In Schmunk, the issue presented on appeal was “whether several errors occurring during the course of trial, when considered together, created sufficient prejudice to deprive appellant of a fair trial.” Id., at 726.

One of the errors committed in Schmunk was allowing the jury, during deliberations, to view a highly prejudicial videotape. We noted in Schmunk that videotaped testimony is unique, and that videotaped testimony possesses the danger of unduly emphasizing testimony. Id., at 732.

The emergency room record does not carry with it the same potential for prejudice. There is no showing that the record would unduly emphasize the treating doctor’s testimony. There is no showing that the record was filed or made by the treating doctor. The exhibit tended only to corroborate the testimony of the doctor.

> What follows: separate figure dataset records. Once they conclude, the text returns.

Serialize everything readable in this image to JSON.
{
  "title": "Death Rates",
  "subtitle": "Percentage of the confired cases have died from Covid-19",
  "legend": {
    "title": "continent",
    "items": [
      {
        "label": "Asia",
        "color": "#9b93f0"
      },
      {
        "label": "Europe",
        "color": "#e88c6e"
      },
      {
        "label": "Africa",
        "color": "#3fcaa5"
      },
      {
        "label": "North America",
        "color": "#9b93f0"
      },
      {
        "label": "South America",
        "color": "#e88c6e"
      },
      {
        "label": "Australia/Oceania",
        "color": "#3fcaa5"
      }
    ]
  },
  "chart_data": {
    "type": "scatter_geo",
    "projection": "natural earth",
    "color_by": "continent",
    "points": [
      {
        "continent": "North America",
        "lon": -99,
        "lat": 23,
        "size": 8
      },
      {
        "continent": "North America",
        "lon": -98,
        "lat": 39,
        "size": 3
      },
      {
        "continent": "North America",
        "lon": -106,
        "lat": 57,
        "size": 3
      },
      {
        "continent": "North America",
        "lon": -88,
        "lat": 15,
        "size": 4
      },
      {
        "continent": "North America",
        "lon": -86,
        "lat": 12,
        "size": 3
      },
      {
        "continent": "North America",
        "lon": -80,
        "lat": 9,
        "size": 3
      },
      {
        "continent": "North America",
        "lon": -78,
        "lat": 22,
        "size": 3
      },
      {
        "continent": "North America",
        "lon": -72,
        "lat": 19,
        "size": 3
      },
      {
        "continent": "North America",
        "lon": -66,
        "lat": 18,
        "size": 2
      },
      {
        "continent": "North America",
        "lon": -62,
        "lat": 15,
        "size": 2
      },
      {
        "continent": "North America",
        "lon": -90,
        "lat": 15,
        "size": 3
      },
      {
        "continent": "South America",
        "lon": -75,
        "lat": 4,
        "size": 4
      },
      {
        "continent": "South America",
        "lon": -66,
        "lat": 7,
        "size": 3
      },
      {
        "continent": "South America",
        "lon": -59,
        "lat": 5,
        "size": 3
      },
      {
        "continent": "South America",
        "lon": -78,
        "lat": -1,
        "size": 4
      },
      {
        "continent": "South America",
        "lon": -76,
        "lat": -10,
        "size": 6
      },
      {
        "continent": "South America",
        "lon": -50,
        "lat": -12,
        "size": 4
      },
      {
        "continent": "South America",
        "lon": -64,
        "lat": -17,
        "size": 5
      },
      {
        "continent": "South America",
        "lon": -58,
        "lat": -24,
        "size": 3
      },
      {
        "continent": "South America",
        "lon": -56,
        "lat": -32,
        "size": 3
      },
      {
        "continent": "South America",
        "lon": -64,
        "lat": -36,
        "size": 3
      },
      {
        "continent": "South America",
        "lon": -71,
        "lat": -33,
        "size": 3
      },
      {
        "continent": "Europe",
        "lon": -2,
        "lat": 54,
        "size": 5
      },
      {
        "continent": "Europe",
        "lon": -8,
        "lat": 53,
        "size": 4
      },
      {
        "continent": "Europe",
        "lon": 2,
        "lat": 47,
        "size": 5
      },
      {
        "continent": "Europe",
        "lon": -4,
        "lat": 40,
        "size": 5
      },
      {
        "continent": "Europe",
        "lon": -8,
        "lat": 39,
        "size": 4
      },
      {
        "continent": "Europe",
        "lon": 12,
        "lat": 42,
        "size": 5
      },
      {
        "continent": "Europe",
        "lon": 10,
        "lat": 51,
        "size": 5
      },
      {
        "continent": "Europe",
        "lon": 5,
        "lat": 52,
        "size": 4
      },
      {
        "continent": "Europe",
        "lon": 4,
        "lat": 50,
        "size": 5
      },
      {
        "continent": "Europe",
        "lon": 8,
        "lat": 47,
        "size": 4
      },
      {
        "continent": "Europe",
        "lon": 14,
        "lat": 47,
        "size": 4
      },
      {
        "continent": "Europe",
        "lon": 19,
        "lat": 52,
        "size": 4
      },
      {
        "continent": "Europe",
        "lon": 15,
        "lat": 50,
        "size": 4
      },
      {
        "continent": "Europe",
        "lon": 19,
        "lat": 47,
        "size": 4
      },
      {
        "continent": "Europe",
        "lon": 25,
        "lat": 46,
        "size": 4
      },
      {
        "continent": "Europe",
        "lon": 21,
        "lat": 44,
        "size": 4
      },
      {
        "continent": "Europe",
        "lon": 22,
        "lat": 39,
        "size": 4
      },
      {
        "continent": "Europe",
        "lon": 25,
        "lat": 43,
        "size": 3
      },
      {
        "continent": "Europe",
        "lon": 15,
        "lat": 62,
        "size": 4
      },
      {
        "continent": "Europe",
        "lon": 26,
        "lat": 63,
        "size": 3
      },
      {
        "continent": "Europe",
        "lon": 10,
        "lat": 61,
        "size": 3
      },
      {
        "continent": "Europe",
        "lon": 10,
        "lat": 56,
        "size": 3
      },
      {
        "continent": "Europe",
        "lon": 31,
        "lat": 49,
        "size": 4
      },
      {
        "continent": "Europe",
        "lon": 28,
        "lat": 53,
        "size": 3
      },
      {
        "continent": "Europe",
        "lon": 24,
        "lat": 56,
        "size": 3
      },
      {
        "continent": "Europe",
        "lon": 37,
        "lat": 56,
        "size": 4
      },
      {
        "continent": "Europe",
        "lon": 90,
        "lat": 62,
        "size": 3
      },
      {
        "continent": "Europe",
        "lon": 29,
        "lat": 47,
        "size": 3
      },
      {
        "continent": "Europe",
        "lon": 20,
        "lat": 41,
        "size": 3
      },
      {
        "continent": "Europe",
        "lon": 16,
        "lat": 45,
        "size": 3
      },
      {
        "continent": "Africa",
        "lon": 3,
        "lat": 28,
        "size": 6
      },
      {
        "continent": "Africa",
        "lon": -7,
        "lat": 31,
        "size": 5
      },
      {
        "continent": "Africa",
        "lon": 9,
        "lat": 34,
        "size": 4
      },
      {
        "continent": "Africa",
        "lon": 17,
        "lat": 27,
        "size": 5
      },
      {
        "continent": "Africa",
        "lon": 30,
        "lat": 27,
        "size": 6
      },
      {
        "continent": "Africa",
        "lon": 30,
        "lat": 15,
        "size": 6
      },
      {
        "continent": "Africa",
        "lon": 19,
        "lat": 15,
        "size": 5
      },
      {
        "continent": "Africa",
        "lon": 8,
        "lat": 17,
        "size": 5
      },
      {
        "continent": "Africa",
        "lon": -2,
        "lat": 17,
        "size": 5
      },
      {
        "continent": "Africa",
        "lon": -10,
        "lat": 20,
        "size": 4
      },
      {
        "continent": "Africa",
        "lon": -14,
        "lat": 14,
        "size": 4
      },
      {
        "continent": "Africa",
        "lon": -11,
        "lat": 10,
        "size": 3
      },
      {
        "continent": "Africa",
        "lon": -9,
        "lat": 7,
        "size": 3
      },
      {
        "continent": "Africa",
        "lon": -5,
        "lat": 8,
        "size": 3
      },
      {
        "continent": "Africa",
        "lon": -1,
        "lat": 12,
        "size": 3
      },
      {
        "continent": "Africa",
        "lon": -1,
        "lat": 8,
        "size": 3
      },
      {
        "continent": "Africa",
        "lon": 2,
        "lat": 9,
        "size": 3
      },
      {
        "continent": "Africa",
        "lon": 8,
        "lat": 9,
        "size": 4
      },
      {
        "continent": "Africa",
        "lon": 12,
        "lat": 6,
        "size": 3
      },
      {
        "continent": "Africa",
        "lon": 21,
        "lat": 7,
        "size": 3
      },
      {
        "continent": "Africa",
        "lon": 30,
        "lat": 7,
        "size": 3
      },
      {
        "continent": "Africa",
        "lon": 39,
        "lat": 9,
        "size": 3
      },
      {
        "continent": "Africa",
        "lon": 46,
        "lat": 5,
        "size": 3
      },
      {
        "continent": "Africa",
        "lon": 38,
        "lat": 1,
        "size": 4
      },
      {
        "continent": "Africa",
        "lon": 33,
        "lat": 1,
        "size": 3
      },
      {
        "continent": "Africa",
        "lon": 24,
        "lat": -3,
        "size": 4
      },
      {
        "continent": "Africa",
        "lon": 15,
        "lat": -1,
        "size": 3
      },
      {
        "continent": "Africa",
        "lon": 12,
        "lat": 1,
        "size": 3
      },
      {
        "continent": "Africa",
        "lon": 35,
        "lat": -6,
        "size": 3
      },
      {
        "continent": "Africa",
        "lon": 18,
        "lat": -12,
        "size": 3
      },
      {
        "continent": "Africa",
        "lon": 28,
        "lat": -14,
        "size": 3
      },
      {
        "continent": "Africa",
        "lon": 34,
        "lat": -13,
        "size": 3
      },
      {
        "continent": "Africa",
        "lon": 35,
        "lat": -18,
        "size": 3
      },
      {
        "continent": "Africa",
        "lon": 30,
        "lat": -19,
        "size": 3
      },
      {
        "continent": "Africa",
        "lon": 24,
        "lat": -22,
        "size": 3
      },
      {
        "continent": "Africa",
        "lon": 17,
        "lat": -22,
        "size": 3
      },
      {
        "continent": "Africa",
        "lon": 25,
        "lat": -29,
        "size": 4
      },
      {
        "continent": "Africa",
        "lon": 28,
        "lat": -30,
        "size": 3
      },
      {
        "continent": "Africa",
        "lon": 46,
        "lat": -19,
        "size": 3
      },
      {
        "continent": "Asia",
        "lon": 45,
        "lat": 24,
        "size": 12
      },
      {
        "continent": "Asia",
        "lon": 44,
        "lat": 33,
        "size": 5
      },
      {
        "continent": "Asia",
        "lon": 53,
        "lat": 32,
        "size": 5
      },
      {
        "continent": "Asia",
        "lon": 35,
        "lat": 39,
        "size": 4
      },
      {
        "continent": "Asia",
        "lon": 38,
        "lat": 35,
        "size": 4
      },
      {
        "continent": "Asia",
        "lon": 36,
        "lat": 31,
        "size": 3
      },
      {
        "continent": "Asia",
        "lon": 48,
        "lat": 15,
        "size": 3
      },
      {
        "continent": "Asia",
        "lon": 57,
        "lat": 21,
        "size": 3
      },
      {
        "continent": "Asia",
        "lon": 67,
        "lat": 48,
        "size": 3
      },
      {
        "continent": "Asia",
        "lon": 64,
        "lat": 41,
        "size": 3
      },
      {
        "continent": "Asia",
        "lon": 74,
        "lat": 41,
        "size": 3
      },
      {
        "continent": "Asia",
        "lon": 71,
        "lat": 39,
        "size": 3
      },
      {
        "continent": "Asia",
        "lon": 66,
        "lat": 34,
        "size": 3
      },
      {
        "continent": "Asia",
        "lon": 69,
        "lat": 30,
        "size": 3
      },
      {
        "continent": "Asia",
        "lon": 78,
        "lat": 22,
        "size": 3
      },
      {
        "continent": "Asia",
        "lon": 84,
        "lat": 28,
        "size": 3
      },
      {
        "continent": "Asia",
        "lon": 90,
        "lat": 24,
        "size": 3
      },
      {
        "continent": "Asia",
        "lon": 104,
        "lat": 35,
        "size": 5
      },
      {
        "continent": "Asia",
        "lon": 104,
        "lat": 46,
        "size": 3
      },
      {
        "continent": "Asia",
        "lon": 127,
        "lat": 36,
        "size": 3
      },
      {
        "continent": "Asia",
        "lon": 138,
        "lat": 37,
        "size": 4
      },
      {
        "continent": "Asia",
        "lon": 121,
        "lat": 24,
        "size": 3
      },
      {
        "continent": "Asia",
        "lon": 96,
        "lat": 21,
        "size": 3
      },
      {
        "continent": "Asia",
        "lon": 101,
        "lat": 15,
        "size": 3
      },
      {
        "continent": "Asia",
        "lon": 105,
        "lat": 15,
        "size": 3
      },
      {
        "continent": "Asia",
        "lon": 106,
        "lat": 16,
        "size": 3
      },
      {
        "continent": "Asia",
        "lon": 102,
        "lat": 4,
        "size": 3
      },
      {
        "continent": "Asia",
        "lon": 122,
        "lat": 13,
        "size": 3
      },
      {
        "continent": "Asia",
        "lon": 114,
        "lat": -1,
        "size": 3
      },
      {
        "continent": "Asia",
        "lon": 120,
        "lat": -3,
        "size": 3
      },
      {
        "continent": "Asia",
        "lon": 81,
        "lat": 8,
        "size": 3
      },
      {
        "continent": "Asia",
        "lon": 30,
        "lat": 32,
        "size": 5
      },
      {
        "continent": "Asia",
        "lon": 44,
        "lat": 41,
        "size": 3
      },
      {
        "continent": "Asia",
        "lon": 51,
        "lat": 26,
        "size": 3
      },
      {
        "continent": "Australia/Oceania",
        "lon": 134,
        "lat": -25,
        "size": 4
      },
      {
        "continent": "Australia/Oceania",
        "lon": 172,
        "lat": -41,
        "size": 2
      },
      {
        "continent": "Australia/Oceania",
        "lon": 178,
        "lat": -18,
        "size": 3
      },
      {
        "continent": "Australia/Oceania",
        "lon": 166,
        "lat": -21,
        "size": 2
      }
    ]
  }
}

The trial court has broad discretion with respect to admissibility of evidence. The burden is upon the appellant to show that the trial court abused its discretion by admitting the evidence. See, e.g., Carey v. State, Wyo., 715 P.2d 244, 247-248, cert. denied — U.S. -, 107 S.Ct. 270, 93 L.Ed.2d 247 (1986), and authorities cited therein. Additionally, the appellant must show a reasonable possibility that the verdict might have been more favorable to him if the evidence had been excluded. Ramirez v. State, Wyo., 739 P.2d 1214, 1220 (1987) (citing Bishop v. State, Wyo., 687 P.2d 242 (1984), cert. denied 469 U.S. 1219, 105 S.Ct. 1203, 84 L.Ed.2d 345 (1985)). Appellant has failed to meet these requirements.

Affirmed.

URBIGKIT and MACY, JJ., each filed a dissenting opinion.